Anuga is celebrating its 100th anniversary this year. How would you summarize the evolution of the food industry over the past century and forecast its state over the next 100 years?

Lorenz Rau: Our eating behaviors have tremendously changed over the past century. The food industry has changed and developed over the decades in order to satisfy customer needs and consumer behavior. This industry is characterized by a complex system of activities concerning supply, consumption, and delivery of food products across the entire globe. Before WW II, all over the world, the people used to eat in very simple ways using only local and seasonal products as they were constrained to a geographical area. After the war, the processed food that was initially developed became important for grocery stores and restaurants in towns and cities. The food industry understood the importance of making food quickly, selling it cheaply and spending less time.

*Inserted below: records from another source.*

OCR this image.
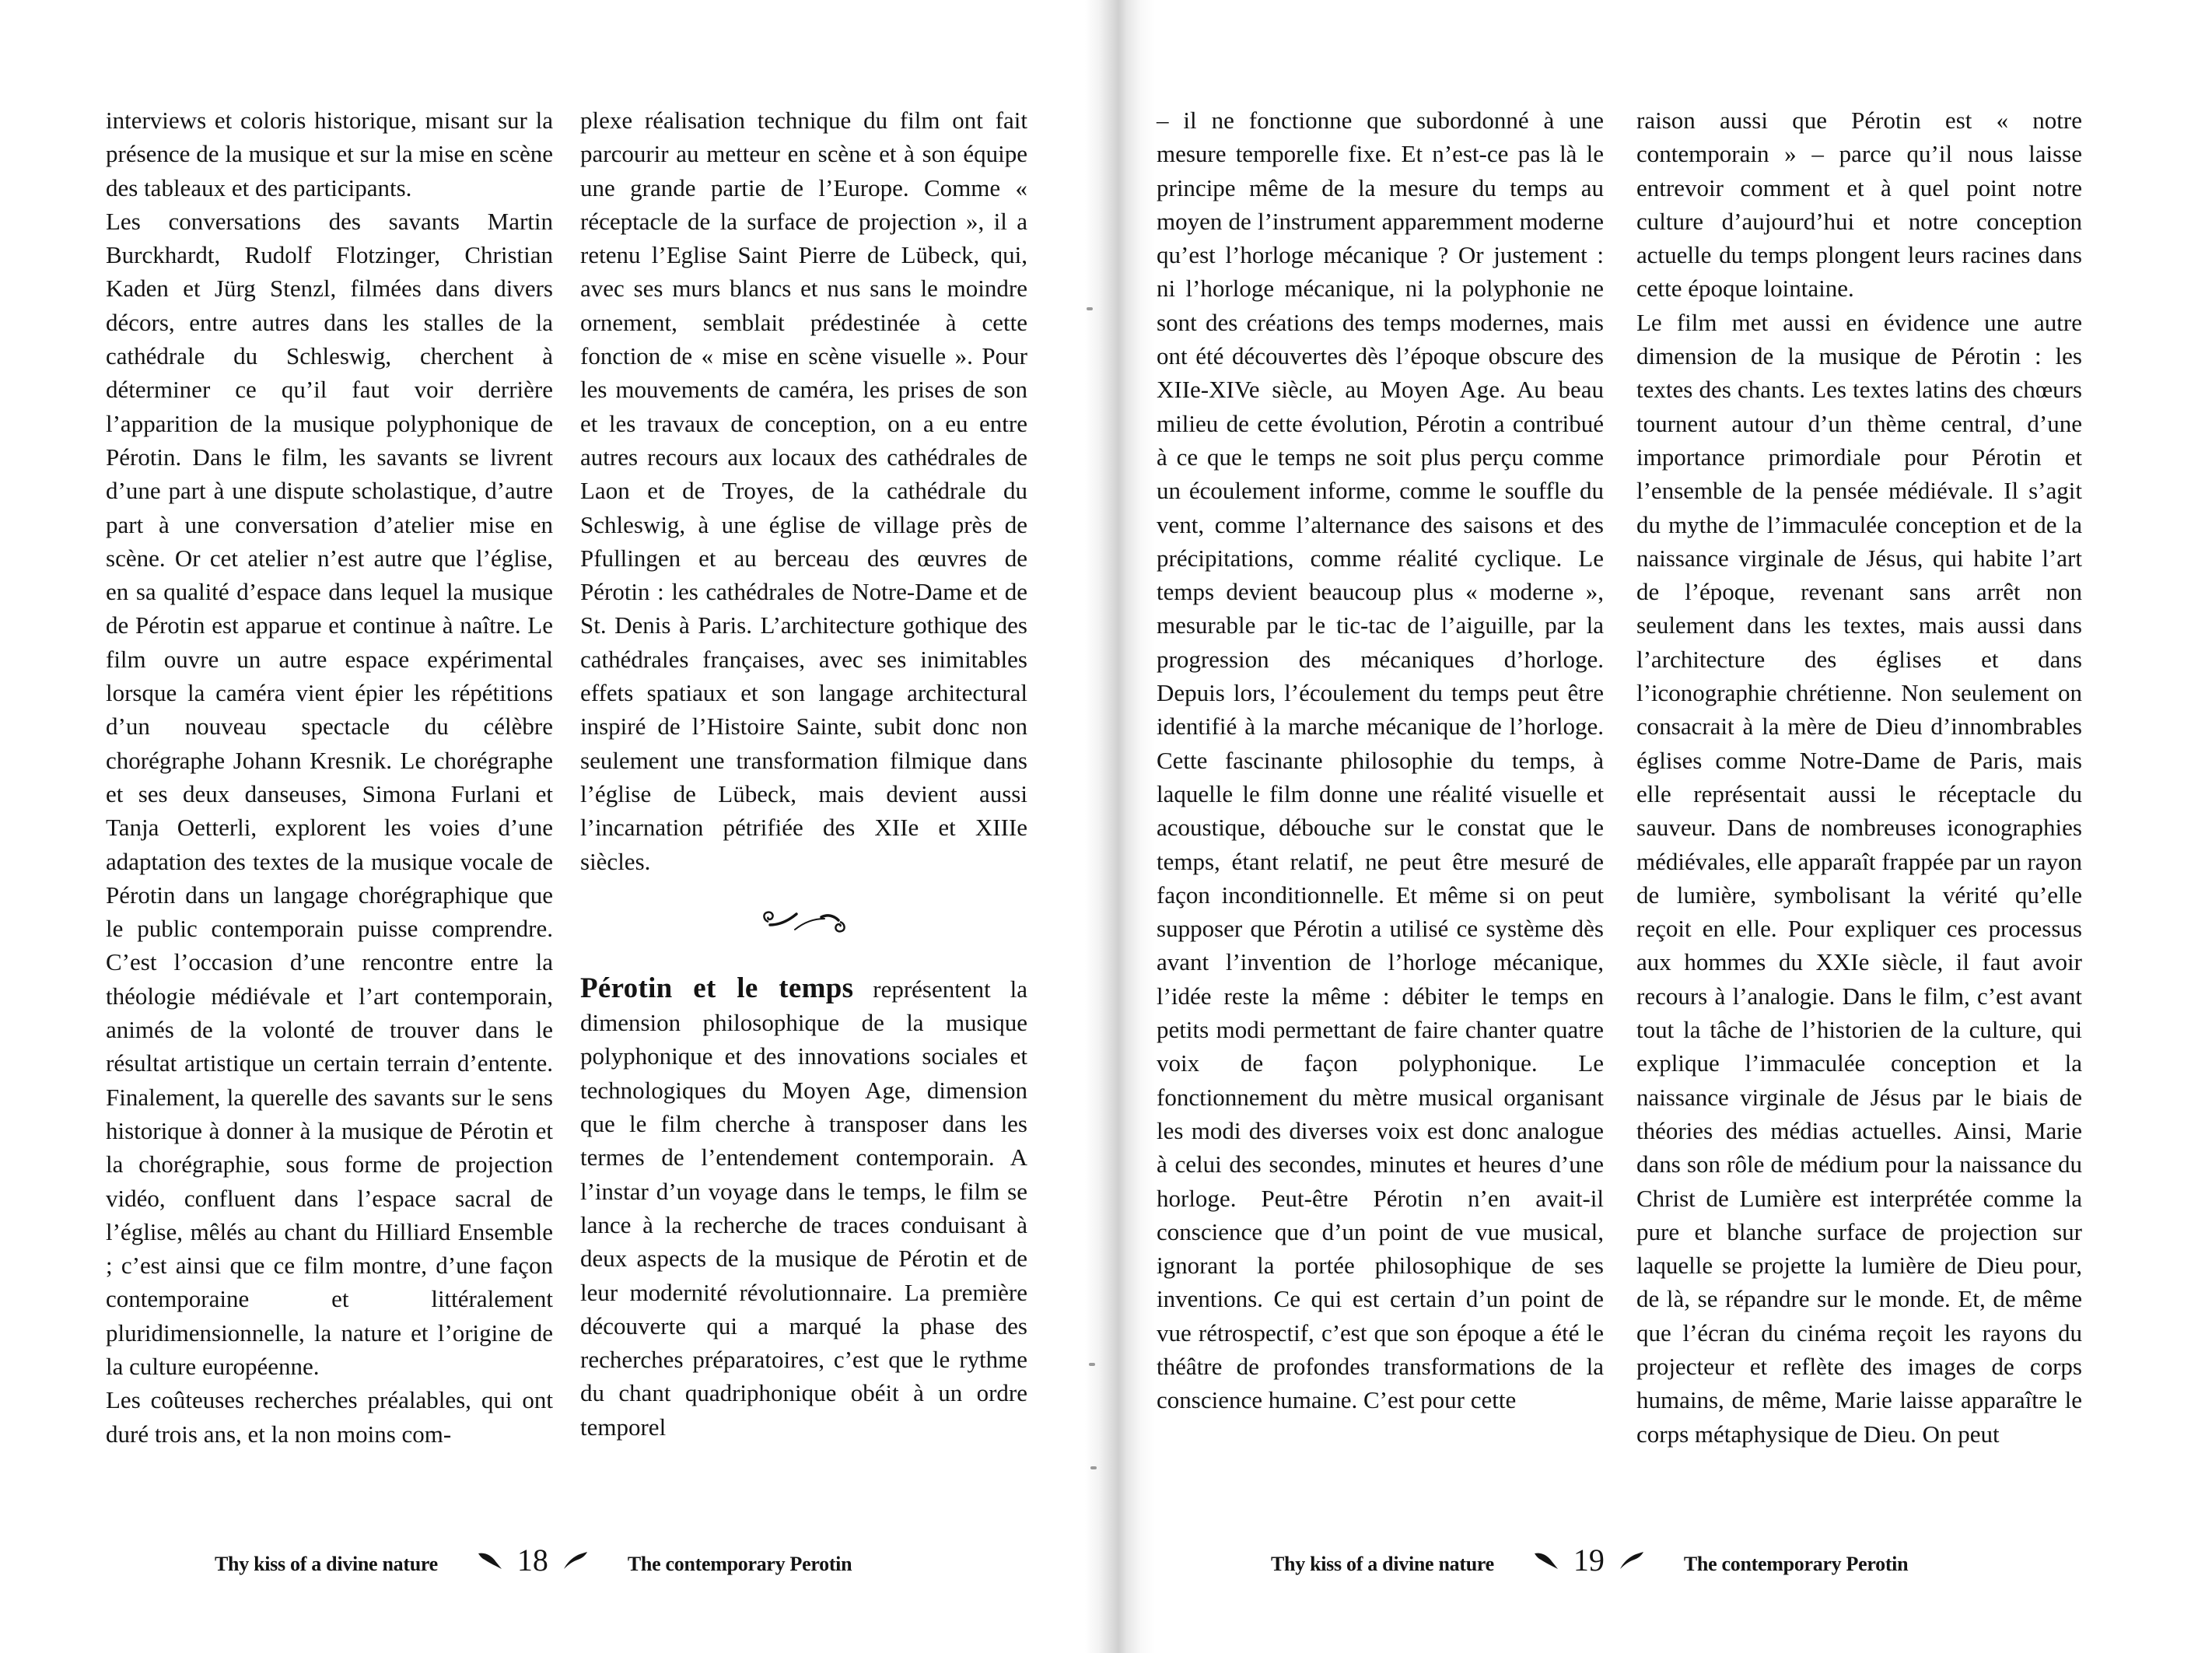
interviews et coloris historique, misant sur la présence de la musique et sur la mise en scène des tableaux et des participants.

Les conversations des savants Martin Burckhardt, Rudolf Flotzinger, Christian Kaden et Jürg Stenzl, filmées dans divers décors, entre autres dans les stalles de la cathédrale du Schleswig, cherchent à déterminer ce qu’il faut voir derrière l’apparition de la musique polyphonique de Pérotin. Dans le film, les savants se livrent d’une part à une dispute scholastique, d’autre part à une conversation d’atelier mise en scène. Or cet atelier n’est autre que l’église, en sa qualité d’espace dans lequel la musique de Pérotin est apparue et continue à naître. Le film ouvre un autre espace expérimental lorsque la caméra vient épier les répétitions d’un nouveau spectacle du célèbre chorégraphe Johann Kresnik. Le chorégraphe et ses deux danseuses, Simona Furlani et Tanja Oetterli, explorent les voies d’une adaptation des textes de la musique vocale de Pérotin dans un langage chorégraphique que le public contemporain puisse comprendre. C’est l’occasion d’une rencontre entre la théologie médiévale et l’art contemporain, animés de la volonté de trouver dans le résultat artistique un certain terrain d’entente. Finalement, la querelle des savants sur le sens historique à donner à la musique de Pérotin et la chorégraphie, sous forme de projection vidéo, confluent dans l’espace sacral de l’église, mêlés au chant du Hilliard Ensemble ; c’est ainsi que ce film montre, d’une façon contemporaine et littéralement pluridimensionnelle, la nature et l’origine de la culture européenne.

Les coûteuses recherches préalables, qui ont duré trois ans, et la non moins com-

plexe réalisation technique du film ont fait parcourir au metteur en scène et à son équipe une grande partie de l’Europe. Comme « réceptacle de la surface de projection », il a retenu l’Eglise Saint Pierre de Lübeck, qui, avec ses murs blancs et nus sans le moindre ornement, semblait prédestinée à cette fonction de « mise en scène visuelle ». Pour les mouvements de caméra, les prises de son et les travaux de conception, on a eu entre autres recours aux locaux des cathédrales de Laon et de Troyes, de la cathédrale du Schleswig, à une église de village près de Pfullingen et au berceau des œuvres de Pérotin : les cathédrales de Notre-Dame et de St. Denis à Paris. L’architecture gothique des cathédrales françaises, avec ses inimitables effets spatiaux et son langage architectural inspiré de l’Histoire Sainte, subit donc non seulement une transformation filmique dans l’église de Lübeck, mais devient aussi l’incarnation pétrifiée des XIIe et XIIIe siècles.

Pérotin et le temps représentent la dimension philosophique de la musique polyphonique et des innovations sociales et technologiques du Moyen Age, dimension que le film cherche à transposer dans les termes de l’entendement contemporain. A l’instar d’un voyage dans le temps, le film se lance à la recherche de traces conduisant à deux aspects de la musique de Pérotin et de leur modernité révolutionnaire. La première découverte qui a marqué la phase des recherches préparatoires, c’est que le rythme du chant quadriphonique obéit à un ordre temporel

Thy kiss of a divine nature	18	The contemporary Perotin

– il ne fonctionne que subordonné à une mesure temporelle fixe. Et n’est-ce pas là le principe même de la mesure du temps au moyen de l’instrument apparemment moderne qu’est l’horloge mécanique ? Or justement : ni l’horloge mécanique, ni la polyphonie ne sont des créations des temps modernes, mais ont été découvertes dès l’époque obscure des XIIe-XIVe siècle, au Moyen Age. Au beau milieu de cette évolution, Pérotin a contribué à ce que le temps ne soit plus perçu comme un écoulement informe, comme le souffle du vent, comme l’alternance des saisons et des précipitations, comme réalité cyclique. Le temps devient beaucoup plus « moderne », mesurable par le tic-tac de l’aiguille, par la progression des mécaniques d’horloge. Depuis lors, l’écoulement du temps peut être identifié à la marche mécanique de l’horloge. Cette fascinante philosophie du temps, à laquelle le film donne une réalité visuelle et acoustique, débouche sur le constat que le temps, étant relatif, ne peut être mesuré de façon inconditionnelle. Et même si on peut supposer que Pérotin a utilisé ce système dès avant l’invention de l’horloge mécanique, l’idée reste la même : débiter le temps en petits modi permettant de faire chanter quatre voix de façon polyphonique. Le fonctionnement du mètre musical organisant les modi des diverses voix est donc analogue à celui des secondes, minutes et heures d’une horloge. Peut-être Pérotin n’en avait-il conscience que d’un point de vue musical, ignorant la portée philosophique de ses inventions. Ce qui est certain d’un point de vue rétrospectif, c’est que son époque a été le théâtre de profondes transformations de la conscience humaine. C’est pour cette

raison aussi que Pérotin est « notre contemporain » – parce qu’il nous laisse entrevoir comment et à quel point notre culture d’aujourd’hui et notre conception actuelle du temps plongent leurs racines dans cette époque lointaine.

Le film met aussi en évidence une autre dimension de la musique de Pérotin : les textes des chants. Les textes latins des chœurs tournent autour d’un thème central, d’une importance primordiale pour Pérotin et l’ensemble de la pensée médiévale. Il s’agit du mythe de l’immaculée conception et de la naissance virginale de Jésus, qui habite l’art de l’époque, revenant sans arrêt non seulement dans les textes, mais aussi dans l’architecture des églises et dans l’iconographie chrétienne. Non seulement on consacrait à la mère de Dieu d’innombrables églises comme Notre-Dame de Paris, mais elle représentait aussi le réceptacle du sauveur. Dans de nombreuses iconographies médiévales, elle apparaît frappée par un rayon de lumière, symbolisant la vérité qu’elle reçoit en elle. Pour expliquer ces processus aux hommes du XXIe siècle, il faut avoir recours à l’analogie. Dans le film, c’est avant tout la tâche de l’historien de la culture, qui explique l’immaculée conception et la naissance virginale de Jésus par le biais de théories des médias actuelles. Ainsi, Marie dans son rôle de médium pour la naissance du Christ de Lumière est interprétée comme la pure et blanche surface de projection sur laquelle se projette la lumière de Dieu pour, de là, se répandre sur le monde. Et, de même que l’écran du cinéma reçoit les rayons du projecteur et reflète des images de corps humains, de même, Marie laisse apparaître le corps métaphysique de Dieu. On peut

Thy kiss of a divine nature	19	The contemporary Perotin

On the other hand, awareness about healthy nutrition was increasing. The industry had to invest a lot of money adapting to the consumers’ new requests but also maintaining the products’ appeal. Nowadays the global market is more open, and it is a lot easier to get access to other cultures and thus developing new varieties of food using ingredients and seasoning that have not been used in this mix before. In so doing, new trends are rising. Also technology-wise, the food industry has changed a lot throughout the years. Production has become more efficient and digitalization improves the surveying of processes during the production. From a consumer’s point of view, we can say that they can decide from a much greater variety of food and beverages than ever. The biggest challenge will be in the next 50-100 years, how to feed more than 10-15 billion people considering restricted resources, climate changes, stronger demand for alternative ingredients or the fact that people are getting older than ever. The food industry has to go new ways in order to fulfill the demands of the consumers by developing sustainable ways of productions, using new technologies and digitalization or finding alternative ingredients.

What are some possible solutions in the industry’s narrative for the food challenges ahead?

Lorenz Rau: Plant-based nutrition, the usage of alternative proteins like insects or in-vitro meat developed in laboratories from cultivated stem cells are just a few new solutions that can be named here. But these examples show that we can expect totally new ways of how to produce food, but one challenge remains – the growing population and how to produce big amounts of food in order to feed the world. Especially, new technological developments and digitalization will have an impact on the food industry.